While the Standards focus on what is most essential, they do not describe all that can or should be taught. A great deal is left to the discretion of teachers and curriculum developers. The aim of the Standards is to articulate the fundamentals, not to set out an exhaustive list or a set of restrictions that limits what can be taught beyond what is specified herein.

Secondly, what does Thompson think is already occurring in Ohio?  Do we not already have standardized tests aligned to state-adopted standards in English and math that are driving instruction across Ohio?  Every educator in Ohio is well accustomed to the phrase “teaching to the test”.  Regardless of which standards documents we use, as long as there are standardized assessments linked to those standards, schools will have limited “flexibility in determining curriculum”, as Thompson expressed it.

But none of this actually gets to the main reason that Thompson wants to repeal the adoption of the CCSS in Ohio.

Thompson simply thinks the CCSS are too easy.

There are many legitimate concerns on how CC might detrimentally impact our children and our workforce development. Since Ohio is a local control state, local school districts should have the freedom to adopt educational curricula that best suit their students.
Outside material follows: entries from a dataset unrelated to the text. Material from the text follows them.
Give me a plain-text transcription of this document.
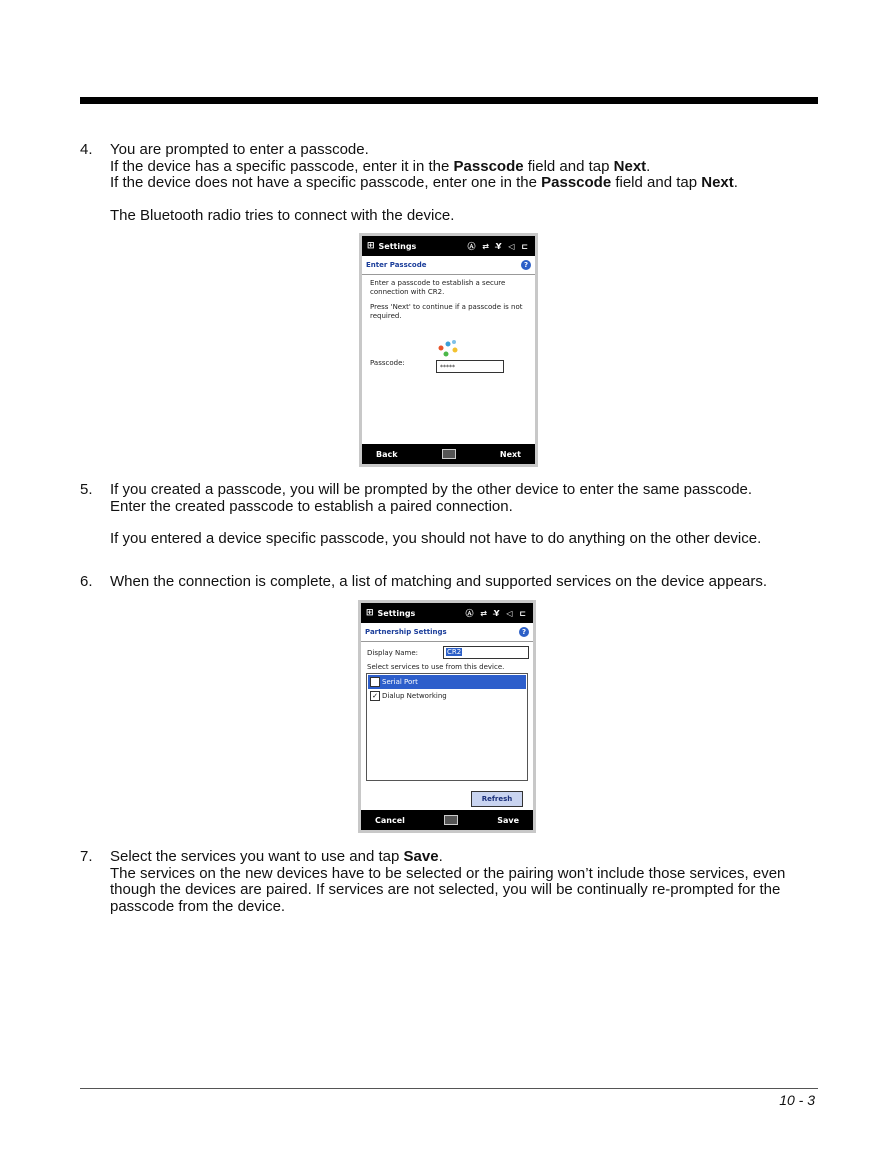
4. You are prompted to enter a passcode.

If the device has a specific passcode, enter it in the Passcode field and tap Next.

If the device does not have a specific passcode, enter one in the Passcode field and tap Next.

The Bluetooth radio tries to connect with the device.

⊞ Settings	Ⓐ ⇄ Y̶ ◁ ⊏
Enter Passcode	?

Enter a passcode to establish a secure connection with CR2.

Press 'Next' to continue if a passcode is not required.

Passcode:
*****
Back	Next
5. If you created a passcode, you will be prompted by the other device to enter the same passcode.

Enter the created passcode to establish a paired connection.

If you entered a device specific passcode, you should not have to do anything on the other device.

6. When the connection is complete, a list of matching and supported services on the device appears.

⊞ Settings	Ⓐ ⇄ Y̶ ◁ ⊏
Partnership Settings	?
Display Name:	CR2
Select services to use from this device.
Serial Port
✓ Dialup Networking
Refresh
Cancel	Save
7. Select the services you want to use and tap Save.

The services on the new devices have to be selected or the pairing won’t include those services, even though the devices are paired. If services are not selected, you will be continually re-prompted for the passcode from the device.

10 - 3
Imposing a one-size-fits-all, top-down approach that centralizes authority is not in the best interest of our young people or our state. We need instead to base our educational approach on the unique and varying talents and skills of our children.  We need high standards and to hold our education system accountable to those high standards. My research indicates that Common Core falls short in this area in both the Math and ELA Standards. 

True story.

Thompson isn’t against testing, and he isn’t against adopting standards.  The problem he has is that the “developmentally-inappropriate” CCSS and PARCC assessments that many progressives have expressed concerns about in Ohio and elsewhere don’t set the bar high enough.

Of course, Thompson also states that “Imposing a one-size-fits-all, top-down approach that centralizes authority is not in the best interest of our young people or our state.”  Seriously?  Ever heard of the Third Grade Reading Guarantee?  Legislatively mandated teacher and principal evaluation system?  What does he think standardized tests based on state adopted standards are?

Look, we know that there are many concerns about the Common Core State Standards and their impact on education in our state, but giving any credence to this bill and emboldening Thompson to think he has a groundswell of support for his position would be a grave mistake for those concerned that the “new” standards and challenging PARCC assessments are already inappropriate.

Thompson isn’t trying to get rid of standards or standardized assessments, he’s trying to make them more difficult for Ohio’s children.

Despite opposition from House Education Committee Chairman (and Republican) Gerald Stebelton, HB 237 is scheduled for its second hearing on Wednesday of this week in Room 313 of the Statehouse at 5:00 pm.